Patch Adams
Laughter may or may not be the best medicine, but the repeated sight of Robin
Williams wearing a red rubber enema bulb on his nose can get emetic. He's
portraying the real-life Hunter "Patch" Adams, a former psychiatric patient
turned medical student and crusader for a more humanized way of treating the
ill. Set in the early '70s, the film offers montages of a sanctimonious, not
terribly funny Adams doing shtick for kids in the cancer ward and having
run-ins with Dean Walcott (Bob Gunton), the cardboard villain who believes
doctors should be demigods and not clowns and is determined to get Patch
dismissed from the university.
Adams wins the hearts of everyone else, however -- in particular that of
fellow student Carin (Monica Potter), an uptight careerist who finally succumbs
to his slapstick charm and joins him in forming a free clinic.

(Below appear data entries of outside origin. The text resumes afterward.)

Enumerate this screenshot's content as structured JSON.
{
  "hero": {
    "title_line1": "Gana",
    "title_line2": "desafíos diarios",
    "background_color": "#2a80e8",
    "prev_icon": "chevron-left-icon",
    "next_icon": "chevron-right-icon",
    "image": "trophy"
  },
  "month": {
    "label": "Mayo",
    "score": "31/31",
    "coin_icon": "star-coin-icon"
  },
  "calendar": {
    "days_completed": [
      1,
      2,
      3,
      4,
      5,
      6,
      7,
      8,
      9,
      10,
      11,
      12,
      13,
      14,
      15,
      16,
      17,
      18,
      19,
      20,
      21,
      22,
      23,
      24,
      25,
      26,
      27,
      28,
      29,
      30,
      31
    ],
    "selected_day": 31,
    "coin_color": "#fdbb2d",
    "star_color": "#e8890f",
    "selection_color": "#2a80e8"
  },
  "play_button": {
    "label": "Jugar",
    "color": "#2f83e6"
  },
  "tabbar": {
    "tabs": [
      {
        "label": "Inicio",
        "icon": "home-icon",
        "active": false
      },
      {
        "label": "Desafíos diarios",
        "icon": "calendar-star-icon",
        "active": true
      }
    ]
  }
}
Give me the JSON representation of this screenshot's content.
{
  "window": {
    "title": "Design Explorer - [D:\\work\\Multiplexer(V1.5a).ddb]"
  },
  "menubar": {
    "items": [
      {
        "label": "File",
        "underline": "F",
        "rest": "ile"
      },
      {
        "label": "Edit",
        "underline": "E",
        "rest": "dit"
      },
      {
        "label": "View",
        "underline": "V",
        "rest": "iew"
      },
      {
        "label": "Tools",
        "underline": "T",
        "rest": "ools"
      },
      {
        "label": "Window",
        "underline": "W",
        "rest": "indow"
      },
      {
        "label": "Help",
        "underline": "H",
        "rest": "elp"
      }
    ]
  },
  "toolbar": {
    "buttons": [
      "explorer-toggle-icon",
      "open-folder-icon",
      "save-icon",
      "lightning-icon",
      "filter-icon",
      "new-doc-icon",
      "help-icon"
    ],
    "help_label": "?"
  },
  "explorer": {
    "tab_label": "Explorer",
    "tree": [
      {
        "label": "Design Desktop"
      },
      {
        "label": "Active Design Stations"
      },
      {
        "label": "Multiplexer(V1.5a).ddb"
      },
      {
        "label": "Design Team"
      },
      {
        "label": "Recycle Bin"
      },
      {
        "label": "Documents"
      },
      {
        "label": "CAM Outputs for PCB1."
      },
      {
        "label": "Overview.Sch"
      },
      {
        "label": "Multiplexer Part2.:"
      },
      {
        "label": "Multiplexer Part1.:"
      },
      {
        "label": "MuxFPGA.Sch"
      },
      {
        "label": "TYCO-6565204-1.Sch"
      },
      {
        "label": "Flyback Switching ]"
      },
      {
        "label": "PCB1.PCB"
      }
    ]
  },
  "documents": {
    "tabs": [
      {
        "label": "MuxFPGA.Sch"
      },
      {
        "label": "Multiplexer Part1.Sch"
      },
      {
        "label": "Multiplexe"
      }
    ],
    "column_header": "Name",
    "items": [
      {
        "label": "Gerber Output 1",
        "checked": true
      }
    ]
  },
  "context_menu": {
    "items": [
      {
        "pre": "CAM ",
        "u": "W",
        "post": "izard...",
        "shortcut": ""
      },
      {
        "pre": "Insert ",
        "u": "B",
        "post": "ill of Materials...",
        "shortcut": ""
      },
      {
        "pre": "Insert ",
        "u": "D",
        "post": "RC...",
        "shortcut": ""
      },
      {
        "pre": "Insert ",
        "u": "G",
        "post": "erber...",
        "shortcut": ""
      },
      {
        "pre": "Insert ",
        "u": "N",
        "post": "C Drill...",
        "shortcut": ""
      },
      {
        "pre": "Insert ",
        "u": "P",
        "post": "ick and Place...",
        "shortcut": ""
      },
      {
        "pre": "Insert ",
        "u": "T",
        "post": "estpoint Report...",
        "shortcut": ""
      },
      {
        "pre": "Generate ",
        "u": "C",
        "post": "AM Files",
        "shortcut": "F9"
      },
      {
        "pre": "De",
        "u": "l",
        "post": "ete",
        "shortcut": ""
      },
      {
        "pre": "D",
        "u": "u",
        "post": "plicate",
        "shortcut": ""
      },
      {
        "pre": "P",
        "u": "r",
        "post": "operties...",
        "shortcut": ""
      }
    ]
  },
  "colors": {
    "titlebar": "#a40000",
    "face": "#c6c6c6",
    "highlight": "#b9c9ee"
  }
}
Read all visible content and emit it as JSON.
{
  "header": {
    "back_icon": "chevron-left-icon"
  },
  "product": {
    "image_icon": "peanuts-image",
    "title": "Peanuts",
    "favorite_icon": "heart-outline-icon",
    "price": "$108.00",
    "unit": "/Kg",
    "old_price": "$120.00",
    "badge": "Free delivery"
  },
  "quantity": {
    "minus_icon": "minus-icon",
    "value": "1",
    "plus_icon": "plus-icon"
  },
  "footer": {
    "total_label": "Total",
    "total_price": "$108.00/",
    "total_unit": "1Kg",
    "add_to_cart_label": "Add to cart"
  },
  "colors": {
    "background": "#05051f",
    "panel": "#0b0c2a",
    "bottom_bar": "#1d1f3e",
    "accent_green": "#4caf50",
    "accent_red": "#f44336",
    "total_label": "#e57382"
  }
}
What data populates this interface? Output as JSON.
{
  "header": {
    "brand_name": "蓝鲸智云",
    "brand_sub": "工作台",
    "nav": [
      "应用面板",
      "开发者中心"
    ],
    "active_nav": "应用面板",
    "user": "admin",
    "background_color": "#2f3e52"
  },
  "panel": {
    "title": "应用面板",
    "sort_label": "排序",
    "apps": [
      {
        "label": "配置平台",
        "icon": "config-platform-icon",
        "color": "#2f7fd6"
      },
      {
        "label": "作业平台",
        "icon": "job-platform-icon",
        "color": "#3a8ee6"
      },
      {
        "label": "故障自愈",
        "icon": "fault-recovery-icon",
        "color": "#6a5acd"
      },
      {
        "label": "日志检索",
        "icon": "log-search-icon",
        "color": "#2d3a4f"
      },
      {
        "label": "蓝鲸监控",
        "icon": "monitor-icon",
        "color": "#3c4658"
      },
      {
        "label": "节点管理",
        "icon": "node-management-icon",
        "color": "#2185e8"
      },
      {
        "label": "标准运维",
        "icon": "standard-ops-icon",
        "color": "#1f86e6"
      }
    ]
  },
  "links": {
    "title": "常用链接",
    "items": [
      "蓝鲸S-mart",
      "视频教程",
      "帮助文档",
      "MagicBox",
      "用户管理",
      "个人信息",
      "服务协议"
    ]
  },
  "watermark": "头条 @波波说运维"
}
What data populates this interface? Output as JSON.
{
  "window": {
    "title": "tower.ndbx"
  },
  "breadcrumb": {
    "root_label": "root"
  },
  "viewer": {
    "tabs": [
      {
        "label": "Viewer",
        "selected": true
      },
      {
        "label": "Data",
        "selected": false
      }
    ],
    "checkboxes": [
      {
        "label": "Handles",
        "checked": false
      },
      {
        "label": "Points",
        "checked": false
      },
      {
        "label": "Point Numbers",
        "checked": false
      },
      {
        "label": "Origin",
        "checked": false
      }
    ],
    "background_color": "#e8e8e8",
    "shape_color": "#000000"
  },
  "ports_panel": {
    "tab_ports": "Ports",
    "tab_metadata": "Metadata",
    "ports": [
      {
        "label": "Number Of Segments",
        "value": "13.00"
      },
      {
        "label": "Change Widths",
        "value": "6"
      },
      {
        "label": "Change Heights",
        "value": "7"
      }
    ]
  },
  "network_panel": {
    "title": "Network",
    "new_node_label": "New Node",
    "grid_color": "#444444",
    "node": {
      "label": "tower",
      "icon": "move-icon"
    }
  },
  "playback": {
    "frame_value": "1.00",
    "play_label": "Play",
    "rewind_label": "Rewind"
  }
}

That and her
after-hours tryst with him prove her undoing, but this is no more than a
footnote in the overbearing onslaught of Robin Williams being funny and good.
Watching Patch Adams is like being bedridden and suffering the further
indignity of a caregiver who is self-righteous and thinks he's a comedian.
Harbour Mall, Lincoln Mall, Showcase, Starcase, Tri-Boro, Westerly, and Woonsocket cinemas.